Electrophoretic mobility of linear and star‐branched DNA in semidilute polymer solutions

Electrophoresis of large linear T2 (162 kbp) and 3‐arm star‐branched ( N Arm  = 48.5 kbp) DNA in linear polyacrylamide (LPA) solutions above the overlap concentration c * has been investigated using a fluorescence visualization technique that allows both the conformation and mobility μ of the DNA to be determined. LPA solutions of moderate polydispersity index (PI ∼ 1.7–2.1) and variable polymer molecular weight M w (0.59–2.05 MDa) are used as the sieving media.
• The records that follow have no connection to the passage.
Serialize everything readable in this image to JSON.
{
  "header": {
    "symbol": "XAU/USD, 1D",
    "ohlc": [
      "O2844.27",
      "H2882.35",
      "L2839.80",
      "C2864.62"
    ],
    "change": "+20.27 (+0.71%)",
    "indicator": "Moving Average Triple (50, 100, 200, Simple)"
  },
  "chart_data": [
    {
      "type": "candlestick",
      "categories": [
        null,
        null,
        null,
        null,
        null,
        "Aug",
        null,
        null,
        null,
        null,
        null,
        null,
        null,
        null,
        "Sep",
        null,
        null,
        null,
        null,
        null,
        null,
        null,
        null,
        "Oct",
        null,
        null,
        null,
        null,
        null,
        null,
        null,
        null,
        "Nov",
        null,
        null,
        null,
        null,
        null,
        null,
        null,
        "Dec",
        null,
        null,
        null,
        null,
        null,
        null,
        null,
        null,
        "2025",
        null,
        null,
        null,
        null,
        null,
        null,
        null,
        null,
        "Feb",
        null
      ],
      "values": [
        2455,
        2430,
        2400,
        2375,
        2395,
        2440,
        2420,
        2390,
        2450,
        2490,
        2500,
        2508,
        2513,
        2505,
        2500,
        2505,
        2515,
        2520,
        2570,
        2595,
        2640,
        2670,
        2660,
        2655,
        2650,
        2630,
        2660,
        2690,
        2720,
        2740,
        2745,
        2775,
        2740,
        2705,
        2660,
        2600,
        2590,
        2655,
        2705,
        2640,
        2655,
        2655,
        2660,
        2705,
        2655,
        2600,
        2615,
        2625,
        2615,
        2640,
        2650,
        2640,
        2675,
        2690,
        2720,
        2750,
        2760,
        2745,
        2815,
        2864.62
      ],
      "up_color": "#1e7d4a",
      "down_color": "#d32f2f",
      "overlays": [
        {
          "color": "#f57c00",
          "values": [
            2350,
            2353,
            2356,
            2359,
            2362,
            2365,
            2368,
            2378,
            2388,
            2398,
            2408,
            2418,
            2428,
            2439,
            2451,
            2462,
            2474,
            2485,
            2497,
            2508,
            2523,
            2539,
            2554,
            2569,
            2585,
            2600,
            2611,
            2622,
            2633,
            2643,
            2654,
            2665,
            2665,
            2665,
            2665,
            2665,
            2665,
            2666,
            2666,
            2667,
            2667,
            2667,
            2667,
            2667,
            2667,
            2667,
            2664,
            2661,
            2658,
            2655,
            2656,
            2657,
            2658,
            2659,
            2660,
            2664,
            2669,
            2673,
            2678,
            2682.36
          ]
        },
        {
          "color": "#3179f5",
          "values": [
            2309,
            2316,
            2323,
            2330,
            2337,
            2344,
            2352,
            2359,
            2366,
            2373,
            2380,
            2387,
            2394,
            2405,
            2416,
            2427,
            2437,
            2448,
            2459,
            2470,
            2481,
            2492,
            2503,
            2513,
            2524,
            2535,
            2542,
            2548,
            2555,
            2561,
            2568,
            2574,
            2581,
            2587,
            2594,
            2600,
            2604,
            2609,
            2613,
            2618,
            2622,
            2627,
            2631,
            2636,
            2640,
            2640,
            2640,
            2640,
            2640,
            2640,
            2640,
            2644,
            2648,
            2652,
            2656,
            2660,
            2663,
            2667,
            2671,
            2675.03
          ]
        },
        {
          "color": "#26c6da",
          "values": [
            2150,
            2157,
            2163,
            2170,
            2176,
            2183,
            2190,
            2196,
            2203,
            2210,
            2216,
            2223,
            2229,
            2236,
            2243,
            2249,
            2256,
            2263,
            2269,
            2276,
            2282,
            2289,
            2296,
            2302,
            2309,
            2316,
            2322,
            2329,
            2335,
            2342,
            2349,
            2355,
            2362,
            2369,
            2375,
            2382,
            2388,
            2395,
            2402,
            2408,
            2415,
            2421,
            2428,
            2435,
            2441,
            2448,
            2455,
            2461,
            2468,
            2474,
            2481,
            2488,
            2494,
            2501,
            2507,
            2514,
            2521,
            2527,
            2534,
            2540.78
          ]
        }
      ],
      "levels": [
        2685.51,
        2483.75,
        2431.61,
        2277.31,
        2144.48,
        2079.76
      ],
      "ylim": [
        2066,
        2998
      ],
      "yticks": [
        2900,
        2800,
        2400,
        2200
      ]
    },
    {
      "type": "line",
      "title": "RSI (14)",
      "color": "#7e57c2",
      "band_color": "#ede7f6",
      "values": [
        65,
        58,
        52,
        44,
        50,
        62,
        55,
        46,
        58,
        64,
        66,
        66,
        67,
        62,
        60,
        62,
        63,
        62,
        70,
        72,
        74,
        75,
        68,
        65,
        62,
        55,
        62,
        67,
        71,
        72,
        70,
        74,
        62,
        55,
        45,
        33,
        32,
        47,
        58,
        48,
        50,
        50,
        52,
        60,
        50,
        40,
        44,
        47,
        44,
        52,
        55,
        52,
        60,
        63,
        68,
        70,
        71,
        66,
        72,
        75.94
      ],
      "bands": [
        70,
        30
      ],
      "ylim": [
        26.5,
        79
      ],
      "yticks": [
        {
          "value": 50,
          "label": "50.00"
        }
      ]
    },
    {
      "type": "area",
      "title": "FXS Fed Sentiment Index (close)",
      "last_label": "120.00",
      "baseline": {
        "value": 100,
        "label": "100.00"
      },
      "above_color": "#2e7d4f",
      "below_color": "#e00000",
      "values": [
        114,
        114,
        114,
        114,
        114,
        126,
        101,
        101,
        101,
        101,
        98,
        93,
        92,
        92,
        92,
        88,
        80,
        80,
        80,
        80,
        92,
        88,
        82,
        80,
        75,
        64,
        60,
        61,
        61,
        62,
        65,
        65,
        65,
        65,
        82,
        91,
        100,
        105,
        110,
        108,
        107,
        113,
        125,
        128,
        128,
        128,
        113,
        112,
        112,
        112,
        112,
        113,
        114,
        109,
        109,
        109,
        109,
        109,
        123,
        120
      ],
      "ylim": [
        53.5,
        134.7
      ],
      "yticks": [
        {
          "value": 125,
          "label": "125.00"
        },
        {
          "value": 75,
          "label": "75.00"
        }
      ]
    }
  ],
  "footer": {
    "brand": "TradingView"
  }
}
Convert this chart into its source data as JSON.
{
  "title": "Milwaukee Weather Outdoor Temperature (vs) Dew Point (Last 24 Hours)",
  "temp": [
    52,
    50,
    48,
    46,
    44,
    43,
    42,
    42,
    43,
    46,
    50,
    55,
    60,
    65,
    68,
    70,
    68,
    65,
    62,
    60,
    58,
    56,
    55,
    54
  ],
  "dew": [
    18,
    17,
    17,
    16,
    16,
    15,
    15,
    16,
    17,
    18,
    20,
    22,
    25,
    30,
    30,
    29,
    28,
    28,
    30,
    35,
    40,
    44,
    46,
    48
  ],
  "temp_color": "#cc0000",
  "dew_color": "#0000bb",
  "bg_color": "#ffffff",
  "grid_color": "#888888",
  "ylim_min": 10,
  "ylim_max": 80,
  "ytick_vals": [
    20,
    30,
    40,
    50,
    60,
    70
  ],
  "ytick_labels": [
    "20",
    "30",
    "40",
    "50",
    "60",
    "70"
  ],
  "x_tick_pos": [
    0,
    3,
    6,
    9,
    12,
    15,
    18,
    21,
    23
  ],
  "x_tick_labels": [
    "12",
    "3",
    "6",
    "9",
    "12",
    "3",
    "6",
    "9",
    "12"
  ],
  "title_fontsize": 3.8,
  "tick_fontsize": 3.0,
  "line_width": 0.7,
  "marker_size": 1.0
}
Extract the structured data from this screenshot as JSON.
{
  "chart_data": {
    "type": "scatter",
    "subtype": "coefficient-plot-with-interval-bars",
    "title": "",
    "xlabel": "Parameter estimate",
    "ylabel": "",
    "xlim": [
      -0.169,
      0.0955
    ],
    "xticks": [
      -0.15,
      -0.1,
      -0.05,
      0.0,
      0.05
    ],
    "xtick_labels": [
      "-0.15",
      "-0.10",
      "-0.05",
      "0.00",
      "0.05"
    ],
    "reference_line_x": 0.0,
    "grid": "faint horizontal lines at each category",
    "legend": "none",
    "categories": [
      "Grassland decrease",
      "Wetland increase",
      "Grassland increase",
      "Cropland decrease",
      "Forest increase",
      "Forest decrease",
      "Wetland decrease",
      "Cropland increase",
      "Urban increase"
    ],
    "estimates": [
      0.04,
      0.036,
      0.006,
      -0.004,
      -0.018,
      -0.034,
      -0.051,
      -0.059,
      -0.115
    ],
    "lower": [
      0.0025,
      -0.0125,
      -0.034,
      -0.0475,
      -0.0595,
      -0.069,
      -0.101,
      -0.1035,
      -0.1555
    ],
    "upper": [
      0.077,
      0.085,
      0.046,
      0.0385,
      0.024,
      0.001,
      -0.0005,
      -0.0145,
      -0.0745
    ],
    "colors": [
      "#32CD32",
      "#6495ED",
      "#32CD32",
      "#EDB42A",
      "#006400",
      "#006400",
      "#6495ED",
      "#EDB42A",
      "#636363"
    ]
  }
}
In unentangled semidilute solutions ( c *< c < c e ), we find that the conformational dynamics of linear and star‐branched DNA in electric fields are strikingly different; the former migrating in predominantly U‐ or I‐shaped conformations, depending on electric field strength E , and the latter migrating in a squid‐like profile with the star‐arms outstretched in the direction opposite to E and dragging the branch point through the sieving medium. Despite these visual differences, μ for linear and star‐branched DNA of comparable size are found to be nearly identical in semidilute, unentangled LPA solutions. For LPA concentrations above the entanglement threshold ( c > c e ), the conformation of migrating linear and star‐shaped DNA manifest only subtle changes from their unentangled solution features, but μ for the stars decreases strongly with increasing LPA concentration and molecular weight, while μ for linear DNA becomes nearly independent of c and M w . These findings are discussed in the context of current theories for electrophoresis of large polyelectrolytes.